Vice Media sneakily organized $20m Saudi festival
In a blow to worldwide humanitarian calls to halt all work in blood-spattered Saudi Arabia, American-Canadian Youth media company planned March 2020 event.
Saudi Arabia’s lavish Azimuth music festival, all subsidized by its government, was secretly organized by American-Canadian youth media company Vice.
Insiders at Vice informed The Guardian that the corporation was once again aggressively pursuing business prospects in Saudi Arabia, just three years after officially announcing that it was stopping all activity in the country owing to the aftermath of the state-ordered murder of journalist and dissident Jamal Khashoggi.
The ugly truth is out: Vice is still doing business in Saudi Arabia despite the latter’s horrendous slate of human rights abuses, from torture reports to jailing journalists, to executing dissidents.
“Vice employees have for years raised concerns over the company’s involvement with Saudi Arabia – and we’ve been fobbed off with empty statements and pathetic excuses,” said one Vice employee told The Guardian.
The Azimuth music festival, which took place during the onset of the Covid epidemic and attracted little attention in the western media, is thought to have been extremely profitable for Vice. The overall budget, according to business employees, was $20 million (£15 million).
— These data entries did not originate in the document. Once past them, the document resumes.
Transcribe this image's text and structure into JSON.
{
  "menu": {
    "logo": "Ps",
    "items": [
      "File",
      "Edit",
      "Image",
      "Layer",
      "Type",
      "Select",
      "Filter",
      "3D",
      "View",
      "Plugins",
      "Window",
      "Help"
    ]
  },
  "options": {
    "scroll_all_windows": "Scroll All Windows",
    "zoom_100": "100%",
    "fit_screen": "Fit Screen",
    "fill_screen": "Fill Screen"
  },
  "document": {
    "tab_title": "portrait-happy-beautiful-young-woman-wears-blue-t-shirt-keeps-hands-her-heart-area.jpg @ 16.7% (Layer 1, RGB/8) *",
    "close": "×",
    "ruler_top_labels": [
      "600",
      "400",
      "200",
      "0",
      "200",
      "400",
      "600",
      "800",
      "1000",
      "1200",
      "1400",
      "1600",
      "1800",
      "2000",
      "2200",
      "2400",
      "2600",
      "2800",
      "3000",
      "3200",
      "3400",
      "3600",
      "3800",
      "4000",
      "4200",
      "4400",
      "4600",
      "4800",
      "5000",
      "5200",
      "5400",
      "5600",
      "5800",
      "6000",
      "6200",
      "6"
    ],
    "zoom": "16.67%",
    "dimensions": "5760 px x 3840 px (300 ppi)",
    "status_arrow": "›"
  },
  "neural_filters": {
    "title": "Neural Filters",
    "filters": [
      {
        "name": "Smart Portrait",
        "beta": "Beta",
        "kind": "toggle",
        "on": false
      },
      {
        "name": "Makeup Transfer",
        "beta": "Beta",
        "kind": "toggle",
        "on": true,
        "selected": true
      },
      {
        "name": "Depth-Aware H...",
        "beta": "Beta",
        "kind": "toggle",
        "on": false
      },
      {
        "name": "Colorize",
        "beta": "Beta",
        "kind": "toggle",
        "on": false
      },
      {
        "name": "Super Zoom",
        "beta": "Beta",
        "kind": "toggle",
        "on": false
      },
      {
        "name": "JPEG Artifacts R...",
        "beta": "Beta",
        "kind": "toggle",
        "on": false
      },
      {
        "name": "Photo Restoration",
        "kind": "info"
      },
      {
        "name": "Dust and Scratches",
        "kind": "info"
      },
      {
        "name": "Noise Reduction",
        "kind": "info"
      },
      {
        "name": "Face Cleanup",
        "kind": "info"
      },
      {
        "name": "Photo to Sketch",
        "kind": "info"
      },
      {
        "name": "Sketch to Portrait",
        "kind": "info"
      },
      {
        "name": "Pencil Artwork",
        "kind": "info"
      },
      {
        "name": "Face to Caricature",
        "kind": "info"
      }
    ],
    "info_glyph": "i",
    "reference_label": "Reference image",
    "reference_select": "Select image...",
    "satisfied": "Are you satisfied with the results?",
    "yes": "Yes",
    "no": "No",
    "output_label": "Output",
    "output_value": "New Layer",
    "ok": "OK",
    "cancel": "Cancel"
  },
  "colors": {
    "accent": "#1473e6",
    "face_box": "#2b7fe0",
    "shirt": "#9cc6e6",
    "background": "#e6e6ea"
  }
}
Vice's name was kept out of the event as much as possible. Contractors on the music festival, which was organized by Vice's creative marketing agency Virtue, had to sign non-disclosure agreements, and Vice's name was not used in any public marketing materials.
As Saudi Arabia is desperately attempting to whitewash its human rights abuses with entertainment and Vice is dealing with allegations of sexual harassment, the two seem to be a good match.
The blood-stained money offered by Saudi Arabia has pleased Vice's greed, and the company inaugurated last year an office in Riyadh.
The company also has a pact to develop promotional films for the kingdom with the Saudi Research and Marketing Group, a company with deep ties to the Saudi government that also has a collaboration with the Independent and Evening Standard.
“It is astounding that – despite ongoing opposition from staff – Vice is still happy to take money from a country that was literally responsible for the state-sanctioned murder of a journalist,” one employee told The Guardian.
He also stressed that Vice executives were acutely aware of the potential reputational damage that could be caused if its western audience became aware of the extent to which it was working with Saudi Arabia.
Recently, Saudi Arabia has been using the star-studded faces of international celebrities to whitewash its slate - most notably its horrendous record war crimes in Yemen - in addition to hosting sports and cultural events, such as the most recent Formula One event that included a Justin Bieber performance, among many others.